Афсиомский встрепенулся всей своей чувствительной сутью. «Помилуй, Федор Августович, ваша светлость, да откуда ж взялась подобная моя близость к сторонникам старого уклада? Ведь, почитай, вся Европа знает меня как завзятого вольтерьянца! Да и в отечестве ходит за мной такая же слава! Ведь любой из моих мужичков на Рязанщине подтвердит, что старинну-то барщину давно уж оброком я легчайшим заменил. Да разве ж Государыня наша доверила бы мне остров Оттец для устройства сего толь важнейшего кумпанейства, буде я заскорузлым патриархатчиком?!»

Вольтер, дабы успокоить взволновавшегося генерала, протянул ему через стол свою руку, как бы выпрыгнувшую из пены кружев. Афсиомский ответил схожим жестом ладонью вверх. Ладонь филозофа с привычной писательской мозолью на указательном пальце хлопнула по всецело жесткой ладони солдата. Сия демонстративная близость старых друзей пришлась по душе высокопоставленному посланнику, однако не согнала с его лица многосмысленной политической улыбки.

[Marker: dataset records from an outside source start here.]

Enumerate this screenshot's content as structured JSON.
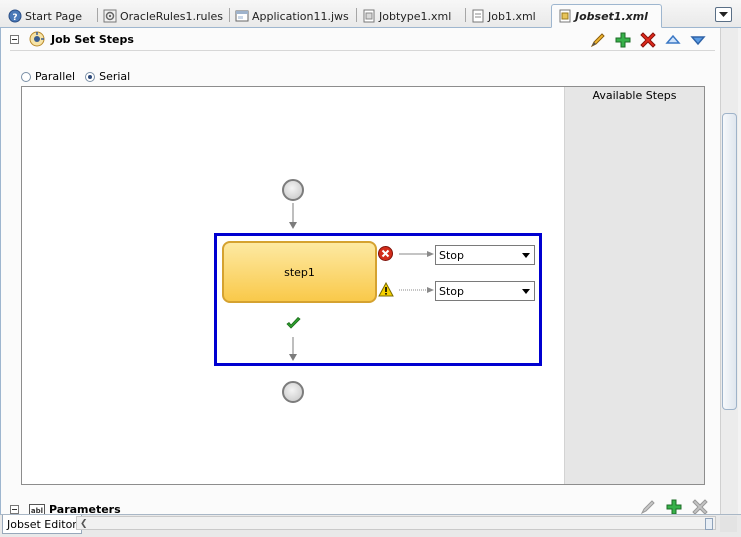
{
  "tabs": [
    {
      "label": "Start Page",
      "icon": "help-icon"
    },
    {
      "label": "OracleRules1.rules",
      "icon": "rules-file-icon"
    },
    {
      "label": "Application11.jws",
      "icon": "workspace-icon"
    },
    {
      "label": "Jobtype1.xml",
      "icon": "jobtype-file-icon"
    },
    {
      "label": "Job1.xml",
      "icon": "job-file-icon"
    },
    {
      "label": "Jobset1.xml",
      "icon": "jobset-file-icon",
      "active": true
    }
  ],
  "section": {
    "title": "Job Set Steps",
    "toolbar": [
      "edit-pencil-icon",
      "add-plus-icon",
      "delete-x-icon",
      "move-up-icon",
      "move-down-icon"
    ]
  },
  "mode": {
    "options": [
      "Parallel",
      "Serial"
    ],
    "selected": "Serial"
  },
  "canvas": {
    "available_steps_title": "Available Steps",
    "step_label": "step1",
    "error_action": "Stop",
    "warning_action": "Stop"
  },
  "parameters": {
    "title": "Parameters"
  },
  "editor_tab": "Jobset Editor",
  "colors": {
    "selection": "#0000d0",
    "step_fill": "#f9c94a",
    "error": "#d22b1a",
    "warning": "#f5d000",
    "success": "#2ea02e"
  }
}
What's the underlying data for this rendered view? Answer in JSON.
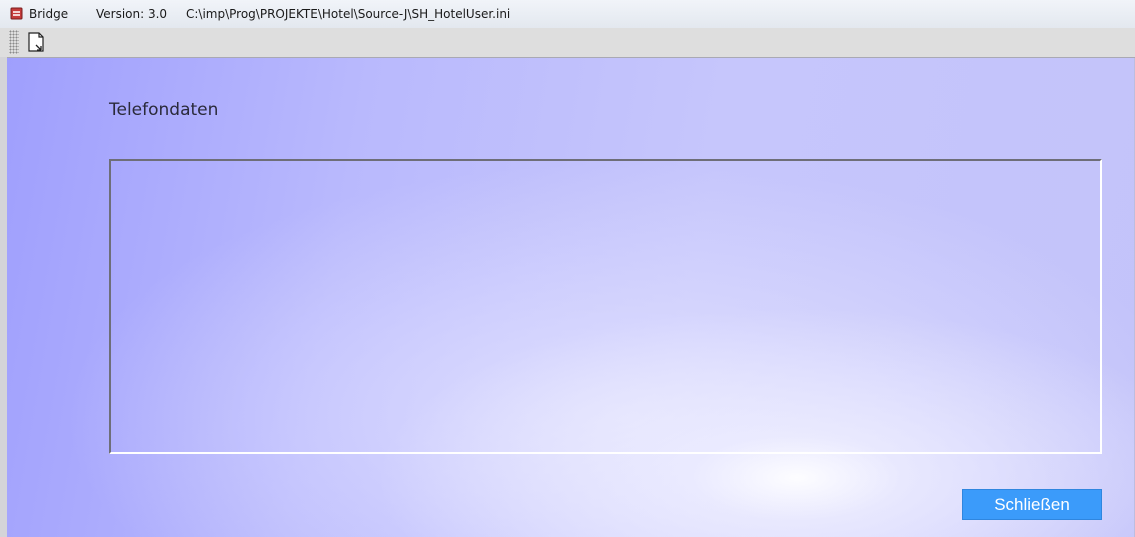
{
  "window": {
    "app_name": "Bridge",
    "version": "Version: 3.0",
    "file_path": "C:\\imp\\Prog\\PROJEKTE\\Hotel\\Source-J\\SH_HotelUser.ini"
  },
  "toolbar": {
    "buttons": [
      {
        "icon": "document-icon"
      }
    ]
  },
  "main": {
    "title": "Telefondaten",
    "close_label": "Schließen"
  },
  "colors": {
    "button_blue": "#3b9bfa",
    "background_purple": "#a9a9fd"
  }
}
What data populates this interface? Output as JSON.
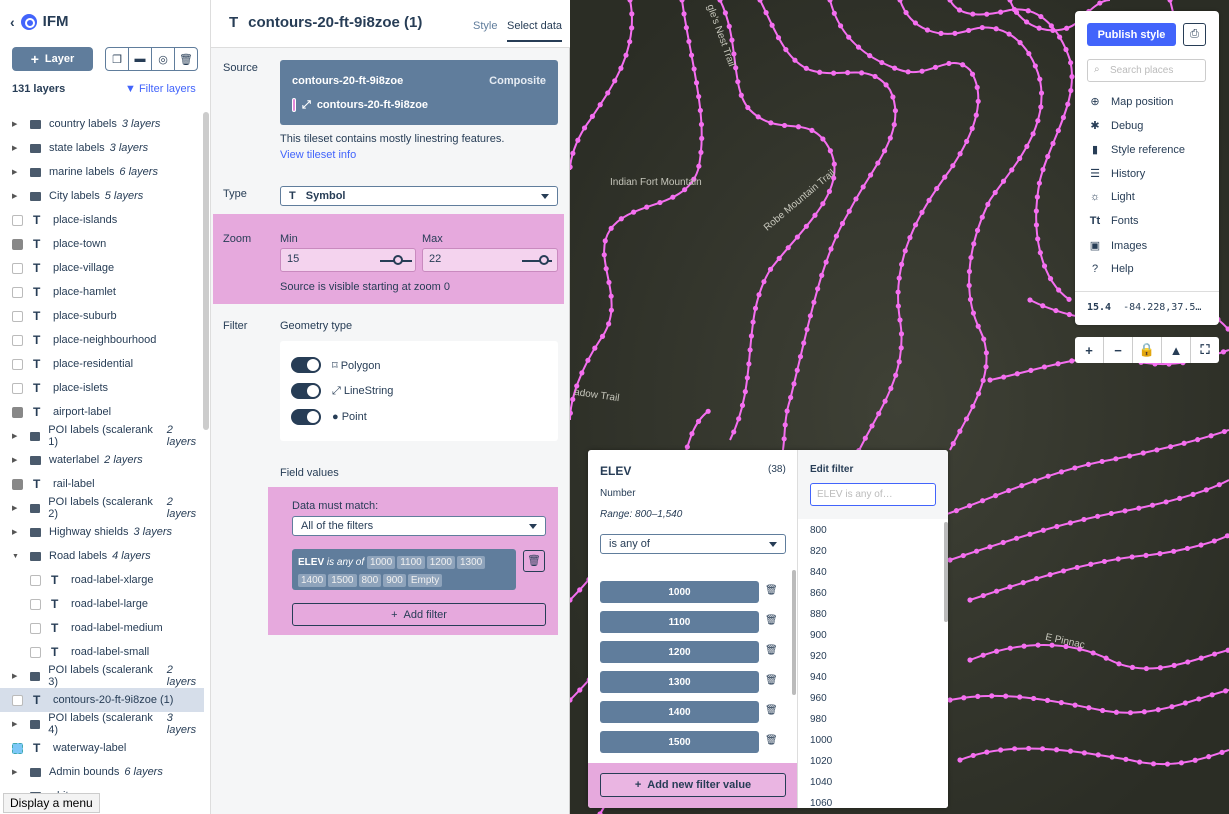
{
  "app": {
    "title": "IFM"
  },
  "sidebar": {
    "add_layer": "Layer",
    "layer_count": "131 layers",
    "filter_layers": "Filter layers",
    "items": [
      {
        "label": "country labels",
        "sub": "3 layers",
        "kind": "group"
      },
      {
        "label": "state labels",
        "sub": "3 layers",
        "kind": "group"
      },
      {
        "label": "marine labels",
        "sub": "6 layers",
        "kind": "group"
      },
      {
        "label": "City labels",
        "sub": "5 layers",
        "kind": "group"
      },
      {
        "label": "place-islands",
        "kind": "symbol"
      },
      {
        "label": "place-town",
        "kind": "symbol-img"
      },
      {
        "label": "place-village",
        "kind": "symbol"
      },
      {
        "label": "place-hamlet",
        "kind": "symbol"
      },
      {
        "label": "place-suburb",
        "kind": "symbol"
      },
      {
        "label": "place-neighbourhood",
        "kind": "symbol"
      },
      {
        "label": "place-residential",
        "kind": "symbol"
      },
      {
        "label": "place-islets",
        "kind": "symbol"
      },
      {
        "label": "airport-label",
        "kind": "symbol-img"
      },
      {
        "label": "POI labels (scalerank 1)",
        "sub": "2 layers",
        "kind": "group"
      },
      {
        "label": "waterlabel",
        "sub": "2 layers",
        "kind": "group"
      },
      {
        "label": "rail-label",
        "kind": "symbol-img"
      },
      {
        "label": "POI labels (scalerank 2)",
        "sub": "2 layers",
        "kind": "group"
      },
      {
        "label": "Highway shields",
        "sub": "3 layers",
        "kind": "group"
      },
      {
        "label": "Road labels",
        "sub": "4 layers",
        "kind": "group-open"
      },
      {
        "label": "road-label-xlarge",
        "kind": "symbol-ind"
      },
      {
        "label": "road-label-large",
        "kind": "symbol-ind"
      },
      {
        "label": "road-label-medium",
        "kind": "symbol-ind"
      },
      {
        "label": "road-label-small",
        "kind": "symbol-ind"
      },
      {
        "label": "POI labels (scalerank 3)",
        "sub": "2 layers",
        "kind": "group"
      },
      {
        "label": "contours-20-ft-9i8zoe (1)",
        "kind": "symbol-sel"
      },
      {
        "label": "POI labels (scalerank 4)",
        "sub": "3 layers",
        "kind": "group"
      },
      {
        "label": "waterway-label",
        "kind": "symbol-blue"
      },
      {
        "label": "Admin bounds",
        "sub": "6 layers",
        "kind": "group"
      },
      {
        "label": "white",
        "kind": "partial"
      }
    ],
    "tooltip": "Display a menu"
  },
  "panel": {
    "title": "contours-20-ft-9i8zoe (1)",
    "tab_style": "Style",
    "tab_select": "Select data",
    "source_label": "Source",
    "source_name": "contours-20-ft-9i8zoe",
    "source_type": "Composite",
    "source_layer": "contours-20-ft-9i8zoe",
    "source_note": "This tileset contains mostly linestring features.",
    "view_tileset": "View tileset info",
    "type_label": "Type",
    "type_value": "Symbol",
    "zoom_label": "Zoom",
    "min_label": "Min",
    "min_value": "15",
    "max_label": "Max",
    "max_value": "22",
    "zoom_note": "Source is visible starting at zoom 0",
    "filter_label": "Filter",
    "geometry_label": "Geometry type",
    "geometry": [
      "Polygon",
      "LineString",
      "Point"
    ],
    "field_values": "Field values",
    "must_match": "Data must match:",
    "match_option": "All of the filters",
    "filter_field": "ELEV",
    "filter_op": "is any of",
    "filter_values": [
      "1000",
      "1100",
      "1200",
      "1300",
      "1400",
      "1500",
      "800",
      "900",
      "Empty"
    ],
    "add_filter": "Add filter"
  },
  "map": {
    "labels": [
      "Indian Fort Mountain",
      "Robe Mountain Trail",
      "gle's Nest Trail",
      "adow Trail",
      "E Pinnac"
    ],
    "line_color": "#f56ff0"
  },
  "right": {
    "publish": "Publish style",
    "search_placeholder": "Search places",
    "items": [
      "Map position",
      "Debug",
      "Style reference",
      "History",
      "Light",
      "Fonts",
      "Images",
      "Help"
    ],
    "zoom": "15.4",
    "coords": "-84.228,37.5…"
  },
  "elev": {
    "field": "ELEV",
    "count": "(38)",
    "type": "Number",
    "range": "Range: 800–1,540",
    "op": "is any of",
    "values": [
      "1000",
      "1100",
      "1200",
      "1300",
      "1400",
      "1500"
    ],
    "add_value": "Add new filter value",
    "edit_label": "Edit filter",
    "edit_placeholder": "ELEV is any of…",
    "list": [
      "800",
      "820",
      "840",
      "860",
      "880",
      "900",
      "920",
      "940",
      "960",
      "980",
      "1000",
      "1020",
      "1040",
      "1060"
    ]
  }
}
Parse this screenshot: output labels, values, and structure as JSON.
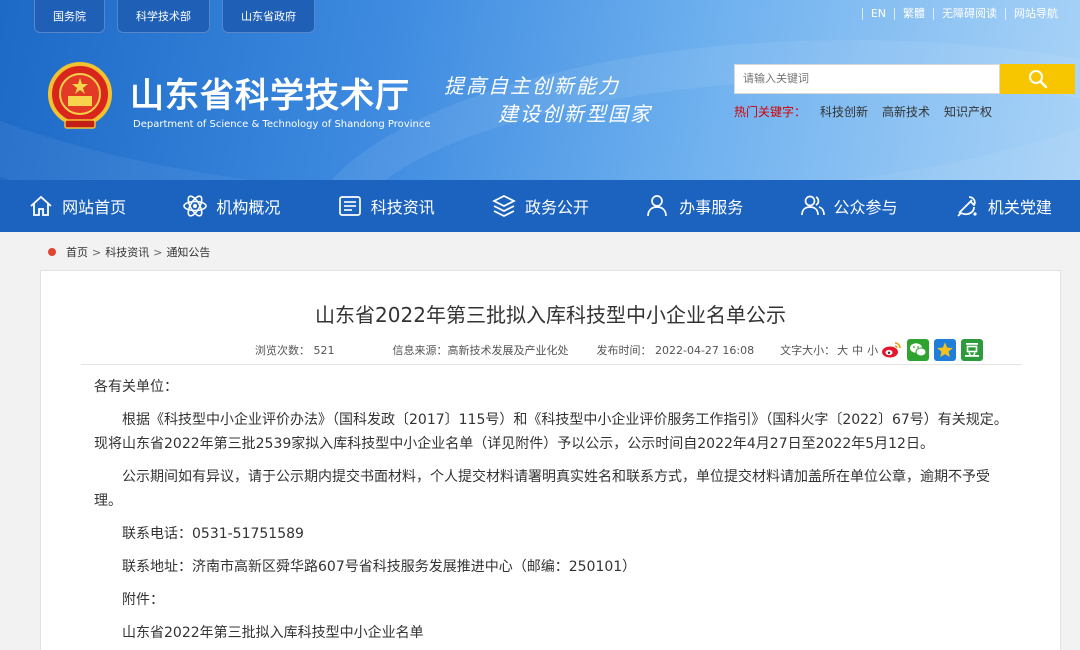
{
  "top_tabs": [
    "国务院",
    "科学技术部",
    "山东省政府"
  ],
  "top_links": [
    "EN",
    "繁體",
    "无障碍阅读",
    "网站导航"
  ],
  "site": {
    "title": "山东省科学技术厅",
    "subtitle": "Department of Science & Technology of Shandong Province",
    "slogan_line1": "提高自主创新能力",
    "slogan_line2": "建设创新型国家"
  },
  "search": {
    "placeholder": "请输入关键词",
    "hot_label": "热门关键字：",
    "hot_words": [
      "科技创新",
      "高新技术",
      "知识产权"
    ]
  },
  "colors": {
    "accent": "#1c63c0",
    "search_button": "#f7c600",
    "hot_label": "#d40000"
  },
  "nav": [
    {
      "label": "网站首页",
      "icon": "home-icon"
    },
    {
      "label": "机构概况",
      "icon": "atom-icon"
    },
    {
      "label": "科技资讯",
      "icon": "news-icon"
    },
    {
      "label": "政务公开",
      "icon": "layers-icon"
    },
    {
      "label": "办事服务",
      "icon": "user-service-icon"
    },
    {
      "label": "公众参与",
      "icon": "people-icon"
    },
    {
      "label": "机关党建",
      "icon": "party-emblem-icon"
    }
  ],
  "breadcrumb": [
    "首页",
    "科技资讯",
    "通知公告"
  ],
  "article": {
    "title": "山东省2022年第三批拟入库科技型中小企业名单公示",
    "views": "浏览次数： 521",
    "source": "信息来源：高新技术发展及产业化处",
    "published": "发布时间： 2022-04-27 16:08",
    "font_size_label": "文字大小：",
    "font_sizes": [
      "大",
      "中",
      "小"
    ],
    "share_icons": [
      "weibo-icon",
      "wechat-icon",
      "qzone-icon",
      "douban-icon"
    ],
    "paragraphs": {
      "greeting": "各有关单位：",
      "p1": "根据《科技型中小企业评价办法》（国科发政〔2017〕115号）和《科技型中小企业评价服务工作指引》（国科火字〔2022〕67号）有关规定。现将山东省2022年第三批2539家拟入库科技型中小企业名单（详见附件）予以公示，公示时间自2022年4月27日至2022年5月12日。",
      "p2": "公示期间如有异议，请于公示期内提交书面材料，个人提交材料请署明真实姓名和联系方式，单位提交材料请加盖所在单位公章，逾期不予受理。",
      "phone": "联系电话：0531-51751589",
      "address": "联系地址：济南市高新区舜华路607号省科技服务发展推进中心（邮编：250101）",
      "attachment_label": "附件：",
      "attachment": "山东省2022年第三批拟入库科技型中小企业名单"
    }
  }
}
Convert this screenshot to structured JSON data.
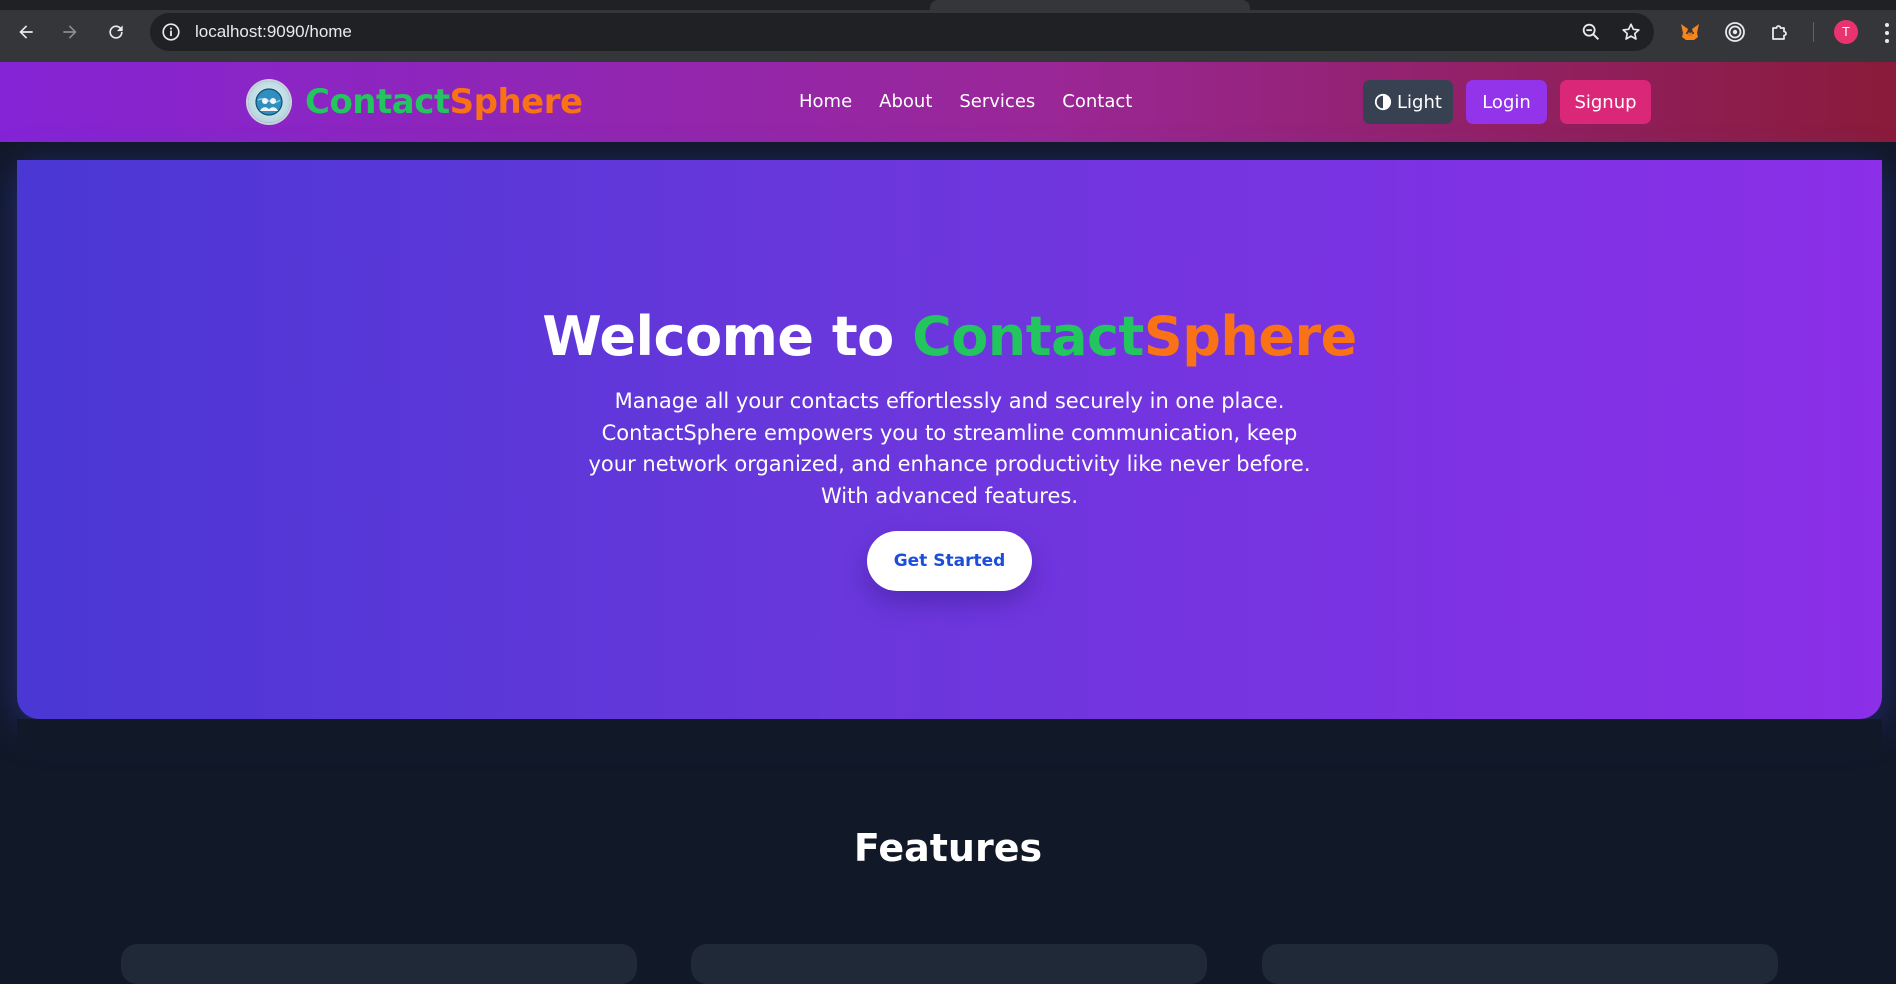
{
  "browser": {
    "url": "localhost:9090/home",
    "avatar_initial": "T",
    "icons": [
      "back-arrow-icon",
      "forward-arrow-icon",
      "reload-icon",
      "site-info-icon",
      "zoom-icon",
      "bookmark-star-icon",
      "metamask-fox-icon",
      "target-extension-icon",
      "extensions-puzzle-icon",
      "kebab-menu-icon"
    ]
  },
  "navbar": {
    "brand_part1": "Contact",
    "brand_part2": "Sphere",
    "links": [
      "Home",
      "About",
      "Services",
      "Contact"
    ],
    "theme_label": "Light",
    "login_label": "Login",
    "signup_label": "Signup"
  },
  "hero": {
    "title_prefix": "Welcome to ",
    "title_part1": "Contact",
    "title_part2": "Sphere",
    "description": "Manage all your contacts effortlessly and securely in one place. ContactSphere empowers you to streamline communication, keep your network organized, and enhance productivity like never before. With advanced features.",
    "cta_label": "Get Started"
  },
  "features": {
    "title": "Features"
  },
  "colors": {
    "brand_green": "#22c55e",
    "brand_orange": "#f97316",
    "login_purple": "#9333ea",
    "signup_pink": "#db2777",
    "page_bg": "#111827"
  }
}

«Напрасно ты толь разволновался, Ксенопонт, ведь ничего злокозненного Государыня не видит в ваших литературных связях, о коих с почтением говорят при Дворе». Увещевая верного слугу Престола и Отечества, он то и дело перескакивал с «ты» на «вы», строил ему успокаивающие мины, подмаргивал красивым оком. «Просто хотелось бы подробнее знать, что говорят о возможной отмене Соборного уложения в обществе таких достойнейших персон, как Херасков Михаил Михайлович, Чулков да Левшин, князья Львов и Щербатов, не говоря уж о таком великолепнейшем сочинителе, как Сумароков Александр Петрович…»

Не без удивления он увидел, что при упоминании последнего генерал прям-таки радостно подскочил в своем кресле.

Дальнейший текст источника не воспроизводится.